I look again at my teen years and really feel a little bit dangerous for my mother and father. They raised me listening to Opera and classical music, and I as a substitute determined that punk rock was my factor.
I might sit in my room blasting bands just like the Ramones, NOFX, and Bikini Kill, a lot to the annoyance of my mother and father. They thought it was a part I might develop out of, identical to they did with my fascination with tattoos and piercings.
Sadly for them, they have been fallacious. Now I am my 40s I’ve loads of tattoos and piercings, and because of my favourite bands reuniting, I have been going to plenty of punk live shows currently.
Just lately, I went to see a Bowling for Soup live performance in Portland, Maine, and I left the venue not solely with ringing ears and drained ft but additionally with a reminder to maintain being myself.
A stranger subsequent to me gave me perspective
Whereas watching the opening act on the tiny venue the place the band was taking part in, I seen a person in his 70s standing up near the balcony, recording all of the songs. I am going to admit I believed he was the dad of one of many band members as a result of he stood out in a crowd stuffed with rainbow-colored hairdos and septum piercings.

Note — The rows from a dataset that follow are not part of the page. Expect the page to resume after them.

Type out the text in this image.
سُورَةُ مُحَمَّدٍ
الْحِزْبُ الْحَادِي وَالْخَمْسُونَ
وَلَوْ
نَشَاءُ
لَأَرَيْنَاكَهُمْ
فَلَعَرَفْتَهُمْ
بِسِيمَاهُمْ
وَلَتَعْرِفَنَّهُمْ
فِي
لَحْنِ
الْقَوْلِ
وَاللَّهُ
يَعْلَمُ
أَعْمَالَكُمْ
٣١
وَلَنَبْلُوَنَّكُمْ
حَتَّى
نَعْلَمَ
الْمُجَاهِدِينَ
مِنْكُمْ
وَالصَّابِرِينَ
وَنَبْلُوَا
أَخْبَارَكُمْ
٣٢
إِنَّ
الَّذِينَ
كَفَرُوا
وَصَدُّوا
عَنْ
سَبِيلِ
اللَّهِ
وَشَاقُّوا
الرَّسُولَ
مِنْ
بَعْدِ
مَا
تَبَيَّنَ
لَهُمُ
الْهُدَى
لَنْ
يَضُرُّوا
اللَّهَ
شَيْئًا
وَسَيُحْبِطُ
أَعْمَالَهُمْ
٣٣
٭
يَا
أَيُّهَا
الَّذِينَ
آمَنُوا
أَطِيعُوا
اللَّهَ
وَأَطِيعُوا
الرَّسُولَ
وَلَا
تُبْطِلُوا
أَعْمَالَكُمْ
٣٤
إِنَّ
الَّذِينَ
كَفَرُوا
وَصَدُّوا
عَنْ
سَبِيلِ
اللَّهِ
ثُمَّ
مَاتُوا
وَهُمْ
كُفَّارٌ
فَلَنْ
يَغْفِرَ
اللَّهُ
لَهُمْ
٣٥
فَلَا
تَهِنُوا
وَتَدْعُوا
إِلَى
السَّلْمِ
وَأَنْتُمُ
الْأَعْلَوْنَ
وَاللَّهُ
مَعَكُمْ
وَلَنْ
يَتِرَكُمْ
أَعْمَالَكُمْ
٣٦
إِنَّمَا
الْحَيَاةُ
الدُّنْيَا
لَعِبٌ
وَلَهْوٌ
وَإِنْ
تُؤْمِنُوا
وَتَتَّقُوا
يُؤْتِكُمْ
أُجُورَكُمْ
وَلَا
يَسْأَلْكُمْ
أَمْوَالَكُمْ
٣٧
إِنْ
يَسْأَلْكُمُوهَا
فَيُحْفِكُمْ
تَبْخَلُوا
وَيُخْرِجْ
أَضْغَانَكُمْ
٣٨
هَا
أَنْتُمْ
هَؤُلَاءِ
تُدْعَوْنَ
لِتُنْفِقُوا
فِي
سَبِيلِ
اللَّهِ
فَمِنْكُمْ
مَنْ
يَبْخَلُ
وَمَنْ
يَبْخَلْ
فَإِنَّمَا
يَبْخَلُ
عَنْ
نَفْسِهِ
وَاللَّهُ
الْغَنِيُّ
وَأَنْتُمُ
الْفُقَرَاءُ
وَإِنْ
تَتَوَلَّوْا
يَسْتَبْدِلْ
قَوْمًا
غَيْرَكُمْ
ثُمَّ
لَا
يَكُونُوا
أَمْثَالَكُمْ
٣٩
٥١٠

When the opening act ended, he left, and I swiftly moved to the spot he left open. I used to be shocked when he got here again to see the second opening band. He was sort and made room for me to see the stage, too.
We bopped our heads and smiled with out a lot interplay at first. I needed to ask him all of the questions as a result of I do know my mother and father — who’re of comparable age — would’ve by no means of their lives gone to a punk present.
He knew all of the songs
When Bowling for Soup lastly took the stage, he was ecstatic. He wasn’t simply there to see a member of the family play like I believed; he was right here for the principle act.
The band — recognized for his or her humor and banter between songs — performed effectively into the night time, and the person by no means stopped dancing and signing. At one level, they made a joke about how males are assholes, and once I raised my arms to clap, he checked out me with a tragic face and stated, “Hey, not all males!” When the band then stated that ladies is also assholes, I jokingly gave him a severe look so he would not cheer.
We turned friendlier all through the night time, cheering on our favourite songs and singing alongside. I used to be transported again to highschool once I thought I would by no means slot in. I needed I had requested him how he was feeling; possibly a baby launched him to the band, or possibly he was a punk at coronary heart.
Both method, he jogged my memory that there is not any such factor as being too previous to take pleasure in one thing you actually love. And that punk shouldn’t be lifeless.